Publié le Mardi 16 juin 2026 à 11h29.

Aux États-Unis, 4000 syndicalistes préparent les combats à venir

Plus de 4 000 syndicalistes se sont réuniEs à Chicago du 12 au 14 juin pour la conférence Labor Notes. VenuEs de tout les États-Unis, ainsi que de plusieurs autres pays, ils et elles ont échangé sur les défis auxquels sont confrontéEs les syndicats et les travailleurEs, partagé leurs expériences et préparé les combats à venir.

Dès la séance d’ouverture, Barbara Mandeloni, membre de l’équipe de Labor Notes, a donné le ton : « Nous vivons une période profondément tumultueuse et dangereuse ». Elle a évoqué les guerres en Iran, au Liban et en Palestine, les attaques contre les immigréEs et celles et ceux qui les défendent, ainsi que l’offensive générale contre les travailleurEs. Citant une formule devenue populaire dans certains milieux militants, elle a ajouté : « Le fascisme trumpien est le mode de gestion du capitalisme contemporain. » L’objectif de la conférence était donc clair : apprendre à s’organiser, élaborer des stratégies, lutter collectivement et gagner.

Une conférence tournée vers les luttes

Quelque 300 ateliers ont été proposés. Les discussions ont porté notamment sur les négociations collectives, la préparation et la conduite des grèves, ainsi que sur la santé et la sécurité au travail. Certains ateliers étaient consacrés aux leçons tirées des grèves dans le secteur hospitalier, d’autres à l’élargissement des revendications syndicales au-delà des seules questions salariales.

Traditionnellement, Labor Notes évitait les débats partisans afin de rassembler des syndicalistes aux sensibilités politiques diverses. Mais cette année, il était difficile d’ignorer que nombre des attaques subies par les travailleurEs viennent directement de l’administration Trump. Un atelier était ainsi consacré à ce qui a été présenté comme « la plus grande offensive antisyndicale de l’histoire des États-Unis », visant les salariéEs du secteur fédéral.
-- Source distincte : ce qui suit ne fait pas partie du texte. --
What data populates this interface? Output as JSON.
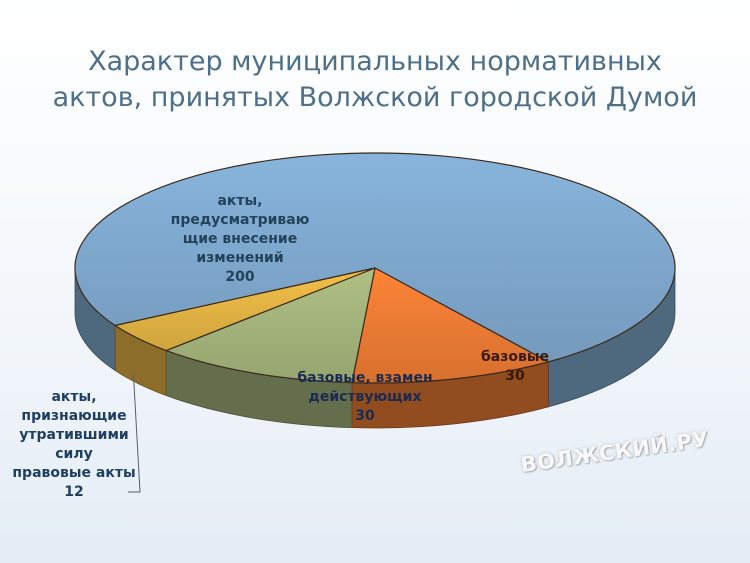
{
  "title": {
    "line1": "Характер муниципальных нормативных",
    "line2": "актов, принятых Волжской городской Думой"
  },
  "watermark": "ВОЛЖСКИЙ.РУ",
  "chart_data": {
    "type": "pie",
    "title": "Характер муниципальных нормативных актов, принятых Волжской городской Думой",
    "slices": [
      {
        "label_lines": [
          "акты,",
          "предусматриваю",
          "щие внесение",
          "изменений"
        ],
        "value_text": "200",
        "value": 200,
        "color": "#7ea7cc"
      },
      {
        "label_lines": [
          "базовые"
        ],
        "value_text": "30",
        "value": 30,
        "color": "#ea7a33"
      },
      {
        "label_lines": [
          "базовые, взамен",
          "действующих"
        ],
        "value_text": "30",
        "value": 30,
        "color": "#a3b27a"
      },
      {
        "label_lines": [
          "акты,",
          "признающие",
          "утратившими",
          "силу",
          "правовые акты"
        ],
        "value_text": "12",
        "value": 12,
        "color": "#e1b243"
      }
    ]
  }
}
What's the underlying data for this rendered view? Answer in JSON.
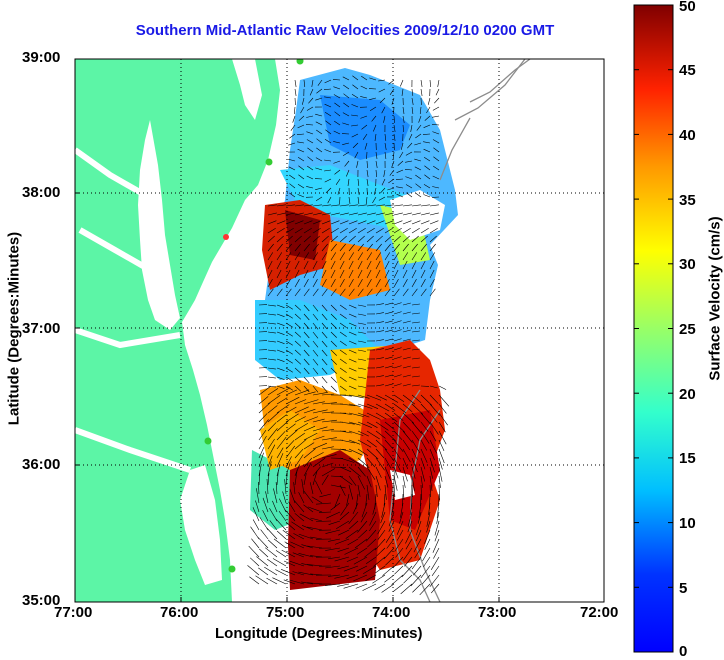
{
  "title": "Southern Mid-Atlantic Raw Velocities 2009/12/10 0200 GMT",
  "x_axis": {
    "label": "Longitude (Degrees:Minutes)",
    "ticks": [
      "77:00",
      "76:00",
      "75:00",
      "74:00",
      "73:00",
      "72:00"
    ]
  },
  "y_axis": {
    "label": "Latitude (Degrees:Minutes)",
    "ticks": [
      "39:00",
      "38:00",
      "37:00",
      "36:00",
      "35:00"
    ]
  },
  "colorbar": {
    "label": "Surface Velocity (cm/s)",
    "ticks": [
      "50",
      "45",
      "40",
      "35",
      "30",
      "25",
      "20",
      "15",
      "10",
      "5",
      "0"
    ],
    "range": [
      0,
      50
    ],
    "colormap": "jet"
  },
  "colors": {
    "land": "#5cf5a6",
    "water": "#ffffff",
    "title": "#1a1ae6",
    "bathymetry": "#8c8c8c",
    "arrows": "#000000"
  }
}
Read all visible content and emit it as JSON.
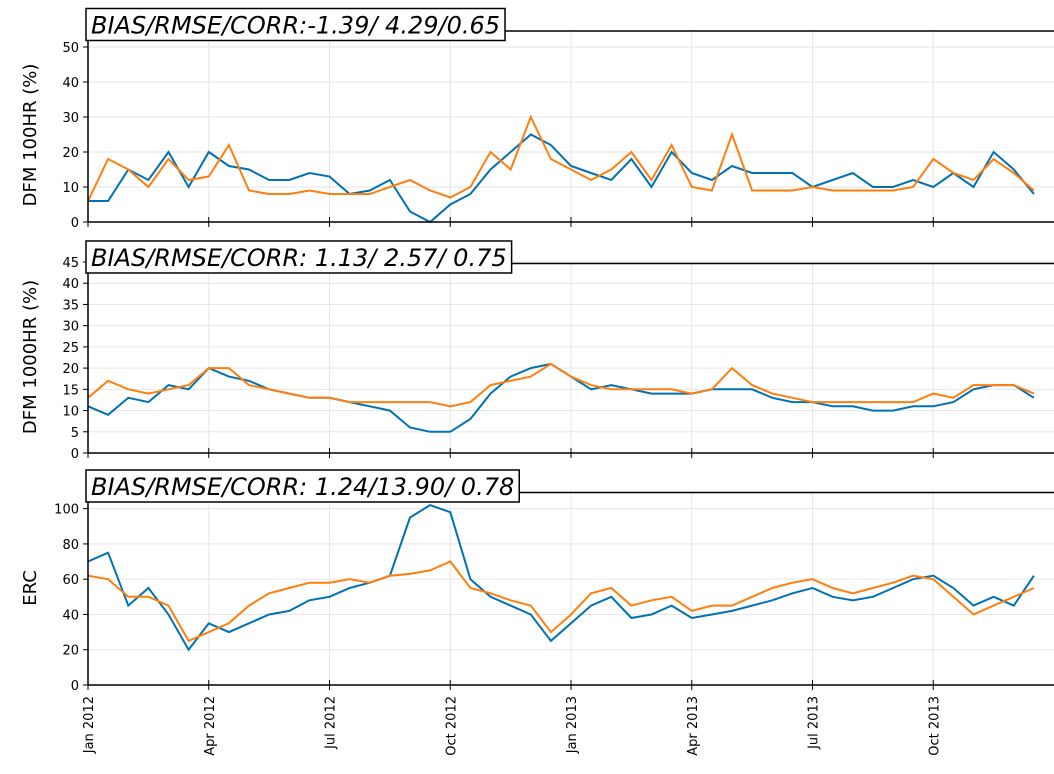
{
  "chart_data": [
    {
      "type": "line",
      "title": "BIAS/RMSE/CORR:-1.39/ 4.29/0.65",
      "ylabel": "DFM 100HR (%)",
      "x": [
        0,
        0.5,
        1,
        1.5,
        2,
        2.5,
        3,
        3.5,
        4,
        4.5,
        5,
        5.5,
        6,
        6.5,
        7,
        7.5,
        8,
        8.5,
        9,
        9.5,
        10,
        10.5,
        11,
        11.5,
        12,
        12.5,
        13,
        13.5,
        14,
        14.5,
        15,
        15.5,
        16,
        16.5,
        17,
        17.5,
        18,
        18.5,
        19,
        19.5,
        20,
        20.5,
        21,
        21.5,
        22,
        22.5,
        23,
        23.5
      ],
      "xlim": [
        0,
        24
      ],
      "xticks": [
        0,
        3,
        6,
        9,
        12,
        15,
        18,
        21
      ],
      "ylim": [
        0,
        55
      ],
      "yticks": [
        0,
        10,
        20,
        30,
        40,
        50
      ],
      "grid": true,
      "series": [
        {
          "color": "#0072b2",
          "values": [
            6,
            6,
            15,
            12,
            20,
            10,
            20,
            16,
            15,
            12,
            12,
            14,
            13,
            8,
            9,
            12,
            3,
            0,
            5,
            8,
            15,
            20,
            25,
            22,
            16,
            14,
            12,
            18,
            10,
            20,
            14,
            12,
            16,
            14,
            14,
            14,
            10,
            12,
            14,
            10,
            10,
            12,
            10,
            14,
            10,
            20,
            15,
            8
          ]
        },
        {
          "color": "#ff7f0e",
          "values": [
            6,
            18,
            15,
            10,
            18,
            12,
            13,
            22,
            9,
            8,
            8,
            9,
            8,
            8,
            8,
            10,
            12,
            9,
            7,
            10,
            20,
            15,
            30,
            18,
            15,
            12,
            15,
            20,
            12,
            22,
            10,
            9,
            25,
            9,
            9,
            9,
            10,
            9,
            9,
            9,
            9,
            10,
            18,
            14,
            12,
            18,
            14,
            9
          ]
        }
      ]
    },
    {
      "type": "line",
      "title": "BIAS/RMSE/CORR: 1.13/ 2.57/ 0.75",
      "ylabel": "DFM 1000HR (%)",
      "x": [
        0,
        0.5,
        1,
        1.5,
        2,
        2.5,
        3,
        3.5,
        4,
        4.5,
        5,
        5.5,
        6,
        6.5,
        7,
        7.5,
        8,
        8.5,
        9,
        9.5,
        10,
        10.5,
        11,
        11.5,
        12,
        12.5,
        13,
        13.5,
        14,
        14.5,
        15,
        15.5,
        16,
        16.5,
        17,
        17.5,
        18,
        18.5,
        19,
        19.5,
        20,
        20.5,
        21,
        21.5,
        22,
        22.5,
        23,
        23.5
      ],
      "xlim": [
        0,
        24
      ],
      "xticks": [
        0,
        3,
        6,
        9,
        12,
        15,
        18,
        21
      ],
      "ylim": [
        0,
        45
      ],
      "yticks": [
        0,
        5,
        10,
        15,
        20,
        25,
        30,
        35,
        40,
        45
      ],
      "grid": true,
      "series": [
        {
          "color": "#0072b2",
          "values": [
            11,
            9,
            13,
            12,
            16,
            15,
            20,
            18,
            17,
            15,
            14,
            13,
            13,
            12,
            11,
            10,
            6,
            5,
            5,
            8,
            14,
            18,
            20,
            21,
            18,
            15,
            16,
            15,
            14,
            14,
            14,
            15,
            15,
            15,
            13,
            12,
            12,
            11,
            11,
            10,
            10,
            11,
            11,
            12,
            15,
            16,
            16,
            13
          ]
        },
        {
          "color": "#ff7f0e",
          "values": [
            13,
            17,
            15,
            14,
            15,
            16,
            20,
            20,
            16,
            15,
            14,
            13,
            13,
            12,
            12,
            12,
            12,
            12,
            11,
            12,
            16,
            17,
            18,
            21,
            18,
            16,
            15,
            15,
            15,
            15,
            14,
            15,
            20,
            16,
            14,
            13,
            12,
            12,
            12,
            12,
            12,
            12,
            14,
            13,
            16,
            16,
            16,
            14
          ]
        }
      ]
    },
    {
      "type": "line",
      "title": "BIAS/RMSE/CORR: 1.24/13.90/ 0.78",
      "ylabel": "ERC",
      "x": [
        0,
        0.5,
        1,
        1.5,
        2,
        2.5,
        3,
        3.5,
        4,
        4.5,
        5,
        5.5,
        6,
        6.5,
        7,
        7.5,
        8,
        8.5,
        9,
        9.5,
        10,
        10.5,
        11,
        11.5,
        12,
        12.5,
        13,
        13.5,
        14,
        14.5,
        15,
        15.5,
        16,
        16.5,
        17,
        17.5,
        18,
        18.5,
        19,
        19.5,
        20,
        20.5,
        21,
        21.5,
        22,
        22.5,
        23,
        23.5
      ],
      "xlim": [
        0,
        24
      ],
      "xticks": [
        {
          "value": 0,
          "label": "Jan 2012"
        },
        {
          "value": 3,
          "label": "Apr 2012"
        },
        {
          "value": 6,
          "label": "Jul 2012"
        },
        {
          "value": 9,
          "label": "Oct 2012"
        },
        {
          "value": 12,
          "label": "Jan 2013"
        },
        {
          "value": 15,
          "label": "Apr 2013"
        },
        {
          "value": 18,
          "label": "Jul 2013"
        },
        {
          "value": 21,
          "label": "Oct 2013"
        }
      ],
      "ylim": [
        0,
        110
      ],
      "yticks": [
        0,
        20,
        40,
        60,
        80,
        100
      ],
      "grid": true,
      "series": [
        {
          "color": "#0072b2",
          "values": [
            70,
            75,
            45,
            55,
            40,
            20,
            35,
            30,
            35,
            40,
            42,
            48,
            50,
            55,
            58,
            62,
            95,
            102,
            98,
            60,
            50,
            45,
            40,
            25,
            35,
            45,
            50,
            38,
            40,
            45,
            38,
            40,
            42,
            45,
            48,
            52,
            55,
            50,
            48,
            50,
            55,
            60,
            62,
            55,
            45,
            50,
            45,
            62
          ]
        },
        {
          "color": "#ff7f0e",
          "values": [
            62,
            60,
            50,
            50,
            45,
            25,
            30,
            35,
            45,
            52,
            55,
            58,
            58,
            60,
            58,
            62,
            63,
            65,
            70,
            55,
            52,
            48,
            45,
            30,
            40,
            52,
            55,
            45,
            48,
            50,
            42,
            45,
            45,
            50,
            55,
            58,
            60,
            55,
            52,
            55,
            58,
            62,
            60,
            50,
            40,
            45,
            50,
            55
          ]
        }
      ]
    }
  ]
}
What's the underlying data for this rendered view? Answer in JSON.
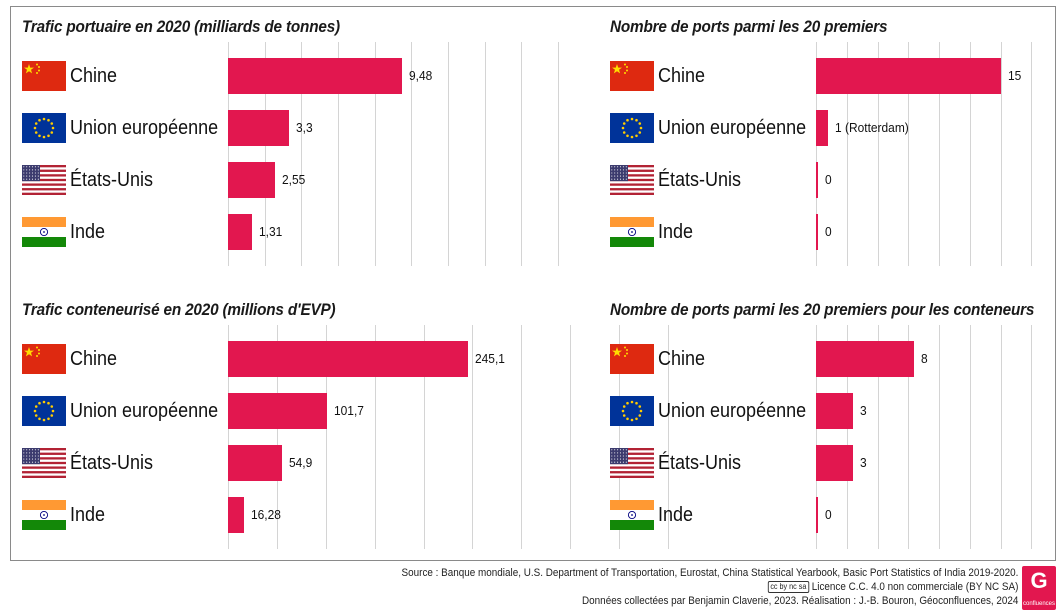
{
  "chart_data": [
    {
      "type": "bar",
      "title": "Trafic portuaire en 2020 (milliards de tonnes)",
      "categories": [
        "Chine",
        "Union européenne",
        "États-Unis",
        "Inde"
      ],
      "values": [
        9.48,
        3.3,
        2.55,
        1.31
      ],
      "value_labels": [
        "9,48",
        "3,3",
        "2,55",
        "1,31"
      ],
      "xlim": [
        0,
        18
      ],
      "grid": true,
      "orientation": "horizontal"
    },
    {
      "type": "bar",
      "title": "Nombre de ports parmi les 20 premiers",
      "categories": [
        "Chine",
        "Union européenne",
        "États-Unis",
        "Inde"
      ],
      "values": [
        15,
        1,
        0,
        0
      ],
      "value_labels": [
        "15",
        "1 (Rotterdam)",
        "0",
        "0"
      ],
      "xlim": [
        0,
        20
      ],
      "grid": true,
      "orientation": "horizontal"
    },
    {
      "type": "bar",
      "title": "Trafic conteneurisé en 2020 (millions d'EVP)",
      "categories": [
        "Chine",
        "Union européenne",
        "États-Unis",
        "Inde"
      ],
      "values": [
        245.1,
        101.7,
        54.9,
        16.28
      ],
      "value_labels": [
        "245,1",
        "101,7",
        "54,9",
        "16,28"
      ],
      "xlim": [
        0,
        450
      ],
      "grid": true,
      "orientation": "horizontal"
    },
    {
      "type": "bar",
      "title": "Nombre de ports parmi les 20 premiers pour les conteneurs",
      "categories": [
        "Chine",
        "Union européenne",
        "États-Unis",
        "Inde"
      ],
      "values": [
        8,
        3,
        3,
        0
      ],
      "value_labels": [
        "8",
        "3",
        "3",
        "0"
      ],
      "xlim": [
        0,
        20
      ],
      "grid": true,
      "orientation": "horizontal"
    }
  ],
  "flags": [
    "china-flag",
    "eu-flag",
    "usa-flag",
    "india-flag"
  ],
  "colors": {
    "bar": "#e2174f",
    "grid": "#d4d4d4"
  },
  "footer": {
    "source": "Source : Banque mondiale, U.S. Department of Transportation, Eurostat, China Statistical Yearbook, Basic Port Statistics of India 2019-2020.",
    "license": "Licence C.C. 4.0 non commerciale (BY NC SA)",
    "credits": "Données collectées par Benjamin Claverie, 2023. Réalisation : J.-B. Bouron, Géoconfluences, 2024",
    "logo_letter": "G",
    "logo_text": "confluences"
  }
}
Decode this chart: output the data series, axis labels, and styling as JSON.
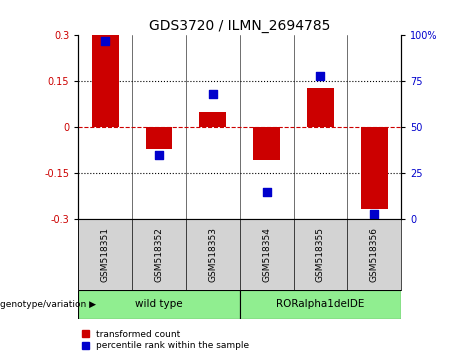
{
  "title": "GDS3720 / ILMN_2694785",
  "samples": [
    "GSM518351",
    "GSM518352",
    "GSM518353",
    "GSM518354",
    "GSM518355",
    "GSM518356"
  ],
  "red_values": [
    0.3,
    -0.07,
    0.05,
    -0.105,
    0.13,
    -0.265
  ],
  "blue_values": [
    97,
    35,
    68,
    15,
    78,
    3
  ],
  "ylim_left": [
    -0.3,
    0.3
  ],
  "ylim_right": [
    0,
    100
  ],
  "yticks_left": [
    -0.3,
    -0.15,
    0,
    0.15,
    0.3
  ],
  "ytick_labels_left": [
    "-0.3",
    "-0.15",
    "0",
    "0.15",
    "0.3"
  ],
  "yticks_right": [
    0,
    25,
    50,
    75,
    100
  ],
  "ytick_labels_right": [
    "0",
    "25",
    "50",
    "75",
    "100%"
  ],
  "group_bg_color": "#90EE90",
  "sample_bg_color": "#d3d3d3",
  "red_color": "#cc0000",
  "blue_color": "#0000cc",
  "bar_width": 0.5,
  "dot_size": 40,
  "hline_color": "#cc0000",
  "dotted_color": "black",
  "legend_red": "transformed count",
  "legend_blue": "percentile rank within the sample",
  "genotype_label": "genotype/variation",
  "title_fontsize": 10,
  "tick_fontsize": 7,
  "label_fontsize": 7,
  "group_label_wt": "wild type",
  "group_label_ro": "RORalpha1delDE"
}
Résister aux attaques contre les immigréEs

La conférence a également donné la parole à des militantEs engagéEs dans la lutte contre l’Immigration and Customs Enforcement (ICE), la police fédérale chargée de l’immigration. Eva Lopez, présidente du syndicat SEIU Local 26 de Minneapolis, représentant 8 000 salariéEs, a expliqué comment son organisation avait participé à la coalition Monarca, qui a formé près de 50 000 personnes à intervenir dans des réseaux de réponse rapide contre les opérations de l’ICE.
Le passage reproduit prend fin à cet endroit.